Until the invention of more sophisticated security systems, thorny branches were often used as a defense against burglary, being strategically planted below windows or around the entire perimeter of a property.

==Rule==
Although the decision was divided, the majority held that if a person damages another's property there is a tort even if the action that brought such damages was itself lawful. As Pigot, J states, "And so if a man has a fish-pond in his manor and he empties the water out of the pond to take the fishes and the water floods my land, I shall have a good action, and yet the act was lawful."

- One who voluntarily does an act which results in damages to another is responsible for the damages even if the act was lawful.

==Report==
This case excerpt was summarised in Bessy v Olliot & Lambert (1681) as follows.

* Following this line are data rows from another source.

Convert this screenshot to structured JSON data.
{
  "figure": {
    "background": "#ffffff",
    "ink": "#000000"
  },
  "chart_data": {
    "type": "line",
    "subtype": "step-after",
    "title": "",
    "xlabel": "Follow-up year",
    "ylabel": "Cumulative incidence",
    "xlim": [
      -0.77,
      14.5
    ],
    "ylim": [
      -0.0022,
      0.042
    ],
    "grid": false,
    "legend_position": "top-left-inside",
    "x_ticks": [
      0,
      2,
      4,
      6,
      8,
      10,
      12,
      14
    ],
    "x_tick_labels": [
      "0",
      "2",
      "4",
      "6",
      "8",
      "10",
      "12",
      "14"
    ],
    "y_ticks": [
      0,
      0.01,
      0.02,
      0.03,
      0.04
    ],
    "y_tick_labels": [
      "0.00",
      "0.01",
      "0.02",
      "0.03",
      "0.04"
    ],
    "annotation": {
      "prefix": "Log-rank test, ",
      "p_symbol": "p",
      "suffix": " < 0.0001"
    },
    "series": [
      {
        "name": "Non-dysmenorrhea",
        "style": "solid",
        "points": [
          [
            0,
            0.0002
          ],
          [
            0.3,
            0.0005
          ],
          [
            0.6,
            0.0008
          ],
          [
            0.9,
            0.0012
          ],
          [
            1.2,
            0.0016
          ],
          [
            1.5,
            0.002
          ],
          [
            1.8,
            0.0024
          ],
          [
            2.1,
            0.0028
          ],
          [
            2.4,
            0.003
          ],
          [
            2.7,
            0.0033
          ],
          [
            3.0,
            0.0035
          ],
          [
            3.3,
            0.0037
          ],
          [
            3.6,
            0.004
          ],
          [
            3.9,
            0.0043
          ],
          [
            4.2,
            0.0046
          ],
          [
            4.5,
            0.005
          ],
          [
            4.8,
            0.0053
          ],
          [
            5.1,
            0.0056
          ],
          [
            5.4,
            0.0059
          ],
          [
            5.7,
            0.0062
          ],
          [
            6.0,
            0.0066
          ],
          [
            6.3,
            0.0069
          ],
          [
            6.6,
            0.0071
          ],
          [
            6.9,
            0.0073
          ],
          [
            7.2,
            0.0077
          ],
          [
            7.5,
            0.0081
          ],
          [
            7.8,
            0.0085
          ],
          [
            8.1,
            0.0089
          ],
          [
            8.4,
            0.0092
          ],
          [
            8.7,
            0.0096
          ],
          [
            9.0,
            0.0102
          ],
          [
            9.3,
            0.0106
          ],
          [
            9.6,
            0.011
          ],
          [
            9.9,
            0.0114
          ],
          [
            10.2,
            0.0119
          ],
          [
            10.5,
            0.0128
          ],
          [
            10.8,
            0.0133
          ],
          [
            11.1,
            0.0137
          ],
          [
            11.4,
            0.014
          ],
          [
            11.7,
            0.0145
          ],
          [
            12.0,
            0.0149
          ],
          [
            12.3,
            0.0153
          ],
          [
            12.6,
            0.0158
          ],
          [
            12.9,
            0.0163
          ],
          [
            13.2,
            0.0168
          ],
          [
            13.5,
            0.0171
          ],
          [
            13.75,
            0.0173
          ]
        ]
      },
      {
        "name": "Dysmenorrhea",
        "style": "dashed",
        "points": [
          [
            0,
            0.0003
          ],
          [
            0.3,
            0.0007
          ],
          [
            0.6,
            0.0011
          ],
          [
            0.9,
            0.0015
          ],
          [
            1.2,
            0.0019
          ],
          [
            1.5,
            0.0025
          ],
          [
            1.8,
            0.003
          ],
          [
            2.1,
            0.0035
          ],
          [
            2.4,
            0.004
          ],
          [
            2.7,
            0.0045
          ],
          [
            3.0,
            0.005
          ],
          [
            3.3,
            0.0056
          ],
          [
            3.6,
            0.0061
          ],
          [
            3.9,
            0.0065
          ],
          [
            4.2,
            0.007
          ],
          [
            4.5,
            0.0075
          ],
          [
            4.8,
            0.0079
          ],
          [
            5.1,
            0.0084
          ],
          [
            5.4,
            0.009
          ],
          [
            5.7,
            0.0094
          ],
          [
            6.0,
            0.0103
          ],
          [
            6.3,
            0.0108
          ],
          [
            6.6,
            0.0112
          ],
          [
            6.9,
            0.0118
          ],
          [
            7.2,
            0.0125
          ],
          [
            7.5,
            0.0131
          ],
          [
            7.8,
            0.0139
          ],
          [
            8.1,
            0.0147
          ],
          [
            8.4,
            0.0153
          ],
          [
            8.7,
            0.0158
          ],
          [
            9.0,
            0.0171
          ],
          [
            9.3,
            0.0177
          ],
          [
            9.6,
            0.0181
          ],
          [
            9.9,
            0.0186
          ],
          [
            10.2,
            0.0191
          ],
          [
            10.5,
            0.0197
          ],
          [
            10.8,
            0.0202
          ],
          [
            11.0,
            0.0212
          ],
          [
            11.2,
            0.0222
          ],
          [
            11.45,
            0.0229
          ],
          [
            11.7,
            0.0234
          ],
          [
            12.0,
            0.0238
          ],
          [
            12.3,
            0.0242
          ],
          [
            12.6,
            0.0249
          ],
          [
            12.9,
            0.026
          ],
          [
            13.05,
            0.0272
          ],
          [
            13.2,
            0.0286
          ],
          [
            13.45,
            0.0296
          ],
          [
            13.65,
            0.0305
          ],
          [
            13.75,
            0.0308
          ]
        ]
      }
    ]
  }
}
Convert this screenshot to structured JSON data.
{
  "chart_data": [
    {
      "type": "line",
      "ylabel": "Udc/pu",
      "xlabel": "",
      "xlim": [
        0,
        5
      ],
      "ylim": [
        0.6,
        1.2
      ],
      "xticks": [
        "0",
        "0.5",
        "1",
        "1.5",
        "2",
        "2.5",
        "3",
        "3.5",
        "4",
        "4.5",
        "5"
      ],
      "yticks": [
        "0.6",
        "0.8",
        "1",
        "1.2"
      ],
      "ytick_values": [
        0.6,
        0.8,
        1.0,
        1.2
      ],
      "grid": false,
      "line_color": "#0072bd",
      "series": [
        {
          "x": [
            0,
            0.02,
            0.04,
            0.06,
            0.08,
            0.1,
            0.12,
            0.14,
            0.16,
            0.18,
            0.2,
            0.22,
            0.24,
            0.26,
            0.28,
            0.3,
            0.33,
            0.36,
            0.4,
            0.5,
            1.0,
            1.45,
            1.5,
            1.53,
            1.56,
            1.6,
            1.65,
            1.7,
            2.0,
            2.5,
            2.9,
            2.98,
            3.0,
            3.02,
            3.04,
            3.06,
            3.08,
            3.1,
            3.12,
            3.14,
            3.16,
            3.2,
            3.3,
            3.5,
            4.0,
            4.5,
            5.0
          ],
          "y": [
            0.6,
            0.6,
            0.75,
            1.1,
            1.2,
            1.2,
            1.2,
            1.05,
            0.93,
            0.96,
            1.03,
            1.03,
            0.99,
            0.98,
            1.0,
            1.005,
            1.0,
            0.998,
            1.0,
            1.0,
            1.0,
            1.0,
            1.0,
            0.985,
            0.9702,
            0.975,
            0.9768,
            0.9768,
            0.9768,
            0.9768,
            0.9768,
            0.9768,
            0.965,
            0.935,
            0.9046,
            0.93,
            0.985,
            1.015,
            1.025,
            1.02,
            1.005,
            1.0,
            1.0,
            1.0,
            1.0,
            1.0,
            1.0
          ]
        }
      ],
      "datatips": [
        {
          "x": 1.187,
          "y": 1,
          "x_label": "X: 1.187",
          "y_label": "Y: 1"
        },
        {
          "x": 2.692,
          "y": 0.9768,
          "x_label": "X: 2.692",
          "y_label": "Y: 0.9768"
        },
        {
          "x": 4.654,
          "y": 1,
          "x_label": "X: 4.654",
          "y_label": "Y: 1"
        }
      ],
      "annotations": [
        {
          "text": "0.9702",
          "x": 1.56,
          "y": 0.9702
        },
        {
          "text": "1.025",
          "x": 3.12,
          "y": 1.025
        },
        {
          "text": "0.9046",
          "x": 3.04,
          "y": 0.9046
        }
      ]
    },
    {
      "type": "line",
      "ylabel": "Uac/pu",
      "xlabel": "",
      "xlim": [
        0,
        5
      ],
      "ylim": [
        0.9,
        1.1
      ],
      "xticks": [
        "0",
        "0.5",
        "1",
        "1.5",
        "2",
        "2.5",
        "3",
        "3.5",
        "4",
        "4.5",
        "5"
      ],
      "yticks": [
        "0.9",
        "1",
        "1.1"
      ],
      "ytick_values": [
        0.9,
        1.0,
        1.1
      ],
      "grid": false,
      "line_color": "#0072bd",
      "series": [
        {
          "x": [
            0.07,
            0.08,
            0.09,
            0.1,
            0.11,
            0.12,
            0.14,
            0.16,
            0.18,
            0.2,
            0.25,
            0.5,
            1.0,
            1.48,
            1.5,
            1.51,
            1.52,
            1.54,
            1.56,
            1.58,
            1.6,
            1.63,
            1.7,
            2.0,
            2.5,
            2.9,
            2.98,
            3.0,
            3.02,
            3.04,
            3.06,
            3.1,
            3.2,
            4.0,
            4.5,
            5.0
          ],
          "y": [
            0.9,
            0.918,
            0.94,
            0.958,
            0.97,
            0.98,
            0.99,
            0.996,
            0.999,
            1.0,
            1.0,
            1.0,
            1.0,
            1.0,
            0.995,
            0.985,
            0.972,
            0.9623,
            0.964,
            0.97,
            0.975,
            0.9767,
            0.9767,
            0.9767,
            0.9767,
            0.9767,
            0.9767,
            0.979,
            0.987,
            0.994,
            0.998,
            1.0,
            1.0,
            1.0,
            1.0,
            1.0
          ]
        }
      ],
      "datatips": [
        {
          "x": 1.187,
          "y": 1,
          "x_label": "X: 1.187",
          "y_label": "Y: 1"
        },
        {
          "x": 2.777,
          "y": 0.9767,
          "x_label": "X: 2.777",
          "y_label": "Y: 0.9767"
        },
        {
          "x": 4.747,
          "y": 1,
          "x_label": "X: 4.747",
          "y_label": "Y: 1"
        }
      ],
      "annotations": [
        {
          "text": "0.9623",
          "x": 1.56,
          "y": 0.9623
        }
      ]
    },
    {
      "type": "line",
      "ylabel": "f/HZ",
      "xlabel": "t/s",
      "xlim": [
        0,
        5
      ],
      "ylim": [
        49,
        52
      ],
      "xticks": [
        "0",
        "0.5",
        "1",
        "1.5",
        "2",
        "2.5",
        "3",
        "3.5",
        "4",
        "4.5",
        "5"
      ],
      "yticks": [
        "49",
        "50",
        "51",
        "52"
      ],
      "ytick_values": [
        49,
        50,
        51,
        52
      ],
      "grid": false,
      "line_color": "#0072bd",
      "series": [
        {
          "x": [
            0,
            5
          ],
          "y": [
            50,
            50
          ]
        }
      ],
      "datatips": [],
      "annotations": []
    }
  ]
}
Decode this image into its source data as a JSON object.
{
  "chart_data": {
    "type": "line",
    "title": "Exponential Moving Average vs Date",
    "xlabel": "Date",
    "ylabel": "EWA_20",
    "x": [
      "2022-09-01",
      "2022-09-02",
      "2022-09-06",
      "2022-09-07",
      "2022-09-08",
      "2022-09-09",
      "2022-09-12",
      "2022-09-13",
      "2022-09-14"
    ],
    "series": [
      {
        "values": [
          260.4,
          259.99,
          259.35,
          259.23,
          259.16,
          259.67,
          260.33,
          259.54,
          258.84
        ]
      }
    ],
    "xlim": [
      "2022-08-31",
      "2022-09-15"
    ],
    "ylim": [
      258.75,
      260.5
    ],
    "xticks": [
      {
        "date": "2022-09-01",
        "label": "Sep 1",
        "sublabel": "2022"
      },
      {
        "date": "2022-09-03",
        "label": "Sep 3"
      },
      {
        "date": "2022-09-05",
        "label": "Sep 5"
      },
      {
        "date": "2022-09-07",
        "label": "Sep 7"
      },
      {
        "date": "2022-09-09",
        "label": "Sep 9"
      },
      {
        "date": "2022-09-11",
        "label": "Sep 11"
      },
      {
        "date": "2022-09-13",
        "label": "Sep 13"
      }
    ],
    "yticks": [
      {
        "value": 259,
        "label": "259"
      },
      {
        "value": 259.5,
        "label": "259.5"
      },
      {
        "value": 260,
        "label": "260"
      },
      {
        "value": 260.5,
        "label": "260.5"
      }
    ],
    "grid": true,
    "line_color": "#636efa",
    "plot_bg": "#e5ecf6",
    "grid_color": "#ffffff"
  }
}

"Trespass quare vi et armis clausum fregit, et herbam suam pedibus conculcando consumpsit in six Acres. The defendant pleads, that he hath an Acre lying next the said six Acres, and upon it a Hedge of Thorns, and he cut the Thorns, and they ipso invito fell upon the Plaintiff's Land, and the defendant took them off as soon as he could, which is the same Trespass; and the Plaintiff demurred; and adjudged for the Plaintiff; for though a Man doth a lawful Thing, yet if any damage do thereby befal[l] another, he shall answer for it, if he could have avoided it. As if a Man lop a Tree, and the [Boughs] fall upon another ipso invito, yet an Action lies. If a Manshoot at [Butts], and hurt another unawares, an Action lies. I have Land through which a River runs to your Mill, and I lop the Sallows growing upon the [Riverside], which accidentally stop the Water, so as your Mill is hindered, an action lies. If I am building my own house, and a Piece of Timber falls on my neighbour's house and breaks Part of it, an action lies. If a Man assault me and I lift up my Staff to defend myself, and in lifting it uphit another, an Action lies by that Person, and yet I did a lawful Thing. And the Reason of all these Cases is, because he that is damaged ought to be recompensed. But otherwise it is in Criminal Cases, for there actus non facit reum nisi mens sit rea."